AD Connector stuck after server password change

Hi all,

I want to share my experience with AD Connector regarding a specific problem: the “Server Password Change” mechanism when the UCS server is in “AD Member Mode”.

It happened that the password of the machine account in AD could not be changed (caused by improper network setup at customer’s site). This left us with a weird state:

  • the new password was recorded in /etc/machine.secret
  • the machine account in AD kept the old password

This, in turn, caused the AD connector to fail with the error message every 30 seconds:

 --- connect failed, failure was: ---
Traceback (most recent call last):
  File "/usr/lib/python2.7/dist-packages/univention/connector/ad/main.py", line 302, in main
    connect()
  File "/usr/lib/python2.7/dist-packages/univention/connector/ad/main.py", line 190, in connect
    baseConfig['%s/ad/listener/dir' % CONFIGBASENAME]
  File "/usr/lib/python2.7/dist-packages/univention/connector/ad/__init__.py", line 842, in __init__
    self.open_ad()
  File "/usr/lib/python2.7/dist-packages/univention/connector/ad/__init__.py", line 1038, in open_ad
    self.get_kerberos_ticket()
  File "/usr/lib/python2.7/dist-packages/univention/connector/ad/__init__.py", line 1016, in get_kerberos_ticket
    raise kerberosAuthenticationFailed('The following command failed: "%s" (%s): %s' % (string.join(cmd_block), p1.returncode, stdout))
kerberosAuthenticationFailed: The following command failed: "kinit --no-addresses --password-file=/etc/machine.secret hostname$" (1): kinit: Password incorrect

One might think, ‘simply write the old password into /etc/machine.secret, and all will be ok’ but then we would have to re-invoke all the handlers in /usr/lib/univention-server/server_password_change.d with the right preconditions – better we avoid this: it’s too easy to confuse these scripts and leave the system with more inconsistencies than those we already have.

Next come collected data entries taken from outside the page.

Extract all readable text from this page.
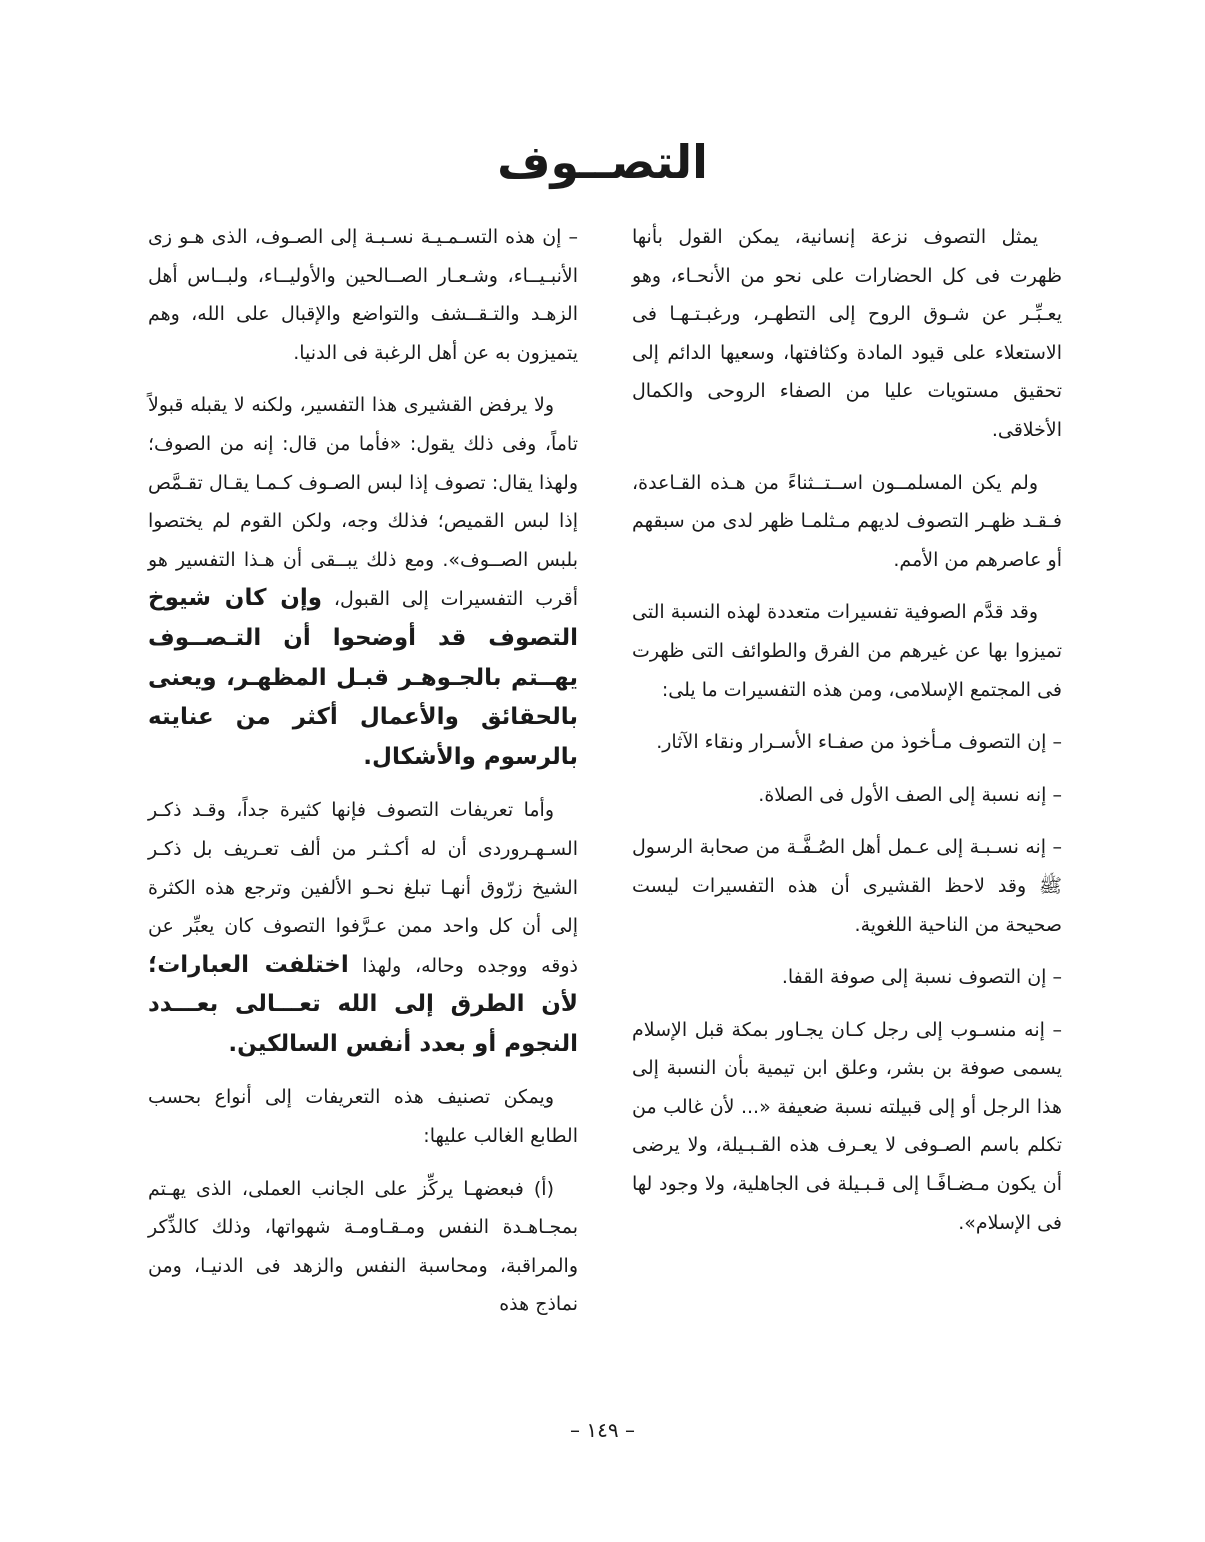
التصــوف

يمثل التصوف نزعة إنسانية، يمكن القول بأنها ظهرت فى كل الحضارات على نحو من الأنحـاء، وهو يعـبِّـر عن شـوق الروح إلى التطهـر، ورغبـتـهـا فى الاستعلاء على قيود المادة وكثافتها، وسعيها الدائم إلى تحقيق مستويات عليا من الصفاء الروحى والكمال الأخلاقى.

ولم يكن المسلمــون اســتــثناءً من هـذه القـاعدة، فـقـد ظهـر التصوف لديهم مـثلمـا ظهر لدى من سبقهم أو عاصرهم من الأمم.

وقد قدَّم الصوفية تفسيرات متعددة لهذه النسبة التى تميزوا بها عن غيرهم من الفرق والطوائف التى ظهرت فى المجتمع الإسلامى، ومن هذه التفسيرات ما يلى:

– إن التصوف مـأخوذ من صفـاء الأسـرار ونقاء الآثار.

– إنه نسبة إلى الصف الأول فى الصلاة.

– إنه نسـبـة إلى عـمل أهل الصُـفَّـة من صحابة الرسول ﷺ وقد لاحظ القشيرى أن هذه التفسيرات ليست صحيحة من الناحية اللغوية.

– إن التصوف نسبة إلى صوفة القفا.

– إنه منسـوب إلى رجل كـان يجـاور بمكة قبل الإسلام يسمى صوفة بن بشر، وعلق ابن تيمية بأن النسبة إلى هذا الرجل أو إلى قبيلته نسبة ضعيفة «... لأن غالب من تكلم باسم الصـوفى لا يعـرف هذه القـبـيلة، ولا يرضى أن يكون مـضـافًـا إلى قـبـيلة فى الجاهلية، ولا وجود لها فى الإسلام».

– إن هذه التسـمـيـة نسـبـة إلى الصـوف، الذى هـو زى الأنبـيــاء، وشـعـار الصــالحين والأوليــاء، ولبــاس أهل الزهـد والتـقــشف والتواضع والإقبال على الله، وهم يتميزون به عن أهل الرغبة فى الدنيا.

ولا يرفض القشيرى هذا التفسير، ولكنه لا يقبله قبولاً تاماً، وفى ذلك يقول: «فأما من قال: إنه من الصوف؛ ولهذا يقال: تصوف إذا لبس الصـوف كـمـا يقـال تقـمَّص إذا لبس القميص؛ فذلك وجه، ولكن القوم لم يختصوا بلبس الصــوف». ومع ذلك يبــقى أن هـذا التفسير هو أقرب التفسيرات إلى القبول، وإن كان شيوخ التصوف قد أوضحوا أن التـصــوف يهــتم بالجـوهـر قبـل المظهـر، ويعنى بالحقائق والأعمال أكثر من عنايته بالرسوم والأشكال.

وأما تعريفات التصوف فإنها كثيرة جداً، وقـد ذكـر السـهـروردى أن له أكـثـر من ألف تعـريف بل ذكـر الشيخ زرّوق أنهـا تبلغ نحـو الألفين وترجع هذه الكثرة إلى أن كل واحد ممن عـرَّفوا التصوف كان يعبِّر عن ذوقه ووجده وحاله، ولهذا اختلفت العبارات؛ لأن الطرق إلى الله تعـــالى بعـــدد النجوم أو بعدد أنفس السالكين.

ويمكن تصنيف هذه التعريفات إلى أنواع بحسب الطابع الغالب عليها:

(أ) فبعضهـا يركِّز على الجانب العملى، الذى يهـتم بمجـاهـدة النفس ومـقـاومـة شهواتها، وذلك كالذِّكر والمراقبة، ومحاسبة النفس والزهد فى الدنيـا، ومن نماذج هذه

– ١٤٩ –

We wanted to solve this by reapplying only the one step that failed in the first place: setting the new (current) password into AD.

Looking at /usr/lib/univention-server/server_password_change.d/univention-samba, we see:

 89         # change password on ad in member mode
 90         if samba_role == 'memberserver' and univention.lib.admember.is_localhost_in_admember_mode(ucr=ucr):
 91                 cmd = ['/usr/bin/net', 'ads', 'password', '-P']
 92                 cmd.append('%s$' % ucr.get('hostname', '').upper())
 93                 cmd.append('%s' % machine_password)
 94                 process = subprocess.Popen(cmd)
 95                 process.wait()

Seems we could simply call net ads password -P machine$ manually. But the -P switch takes the initial password from Samba’s secrets.tdb, so this is expected to fail, since there we already have the new password which does not match with AD. Let’s set it to the right value.

  • stop all services which are using /var/lib/samba/private/secrets.tdb, in our case these were smbd and winbind. (check with fuser /var/lib/samba/private/secrets.tdb until the output is empty). Stop the ad connector service too, so it won’t try anything while we’re at it.
  • look into the secrets database: which secret is currently stored there:
tdbtool /var/lib/samba/private/secrets.tdb show SECRETS/MACHINE_PASSWORD/DOMAINNAME

We’ll see that Samba has the new password, and that’s why it can’t authenticate against AD.

  • now set the old password back into Samba’s database:
tdbtool /var/lib/samba/private/secrets.tdb store SECRETS/MACHINE_PASSWORD/DOMAINNAME TheOldPassword
  • Start all the services we had stopped.

And now, we can re-invoke the command to set the password:

net ads password -P 'MACHINE$' $(cat /etc/machine.secret)

This would change the password in AD, and additonally update Samba’s knowledge about the now-changed password. -> Problem solved.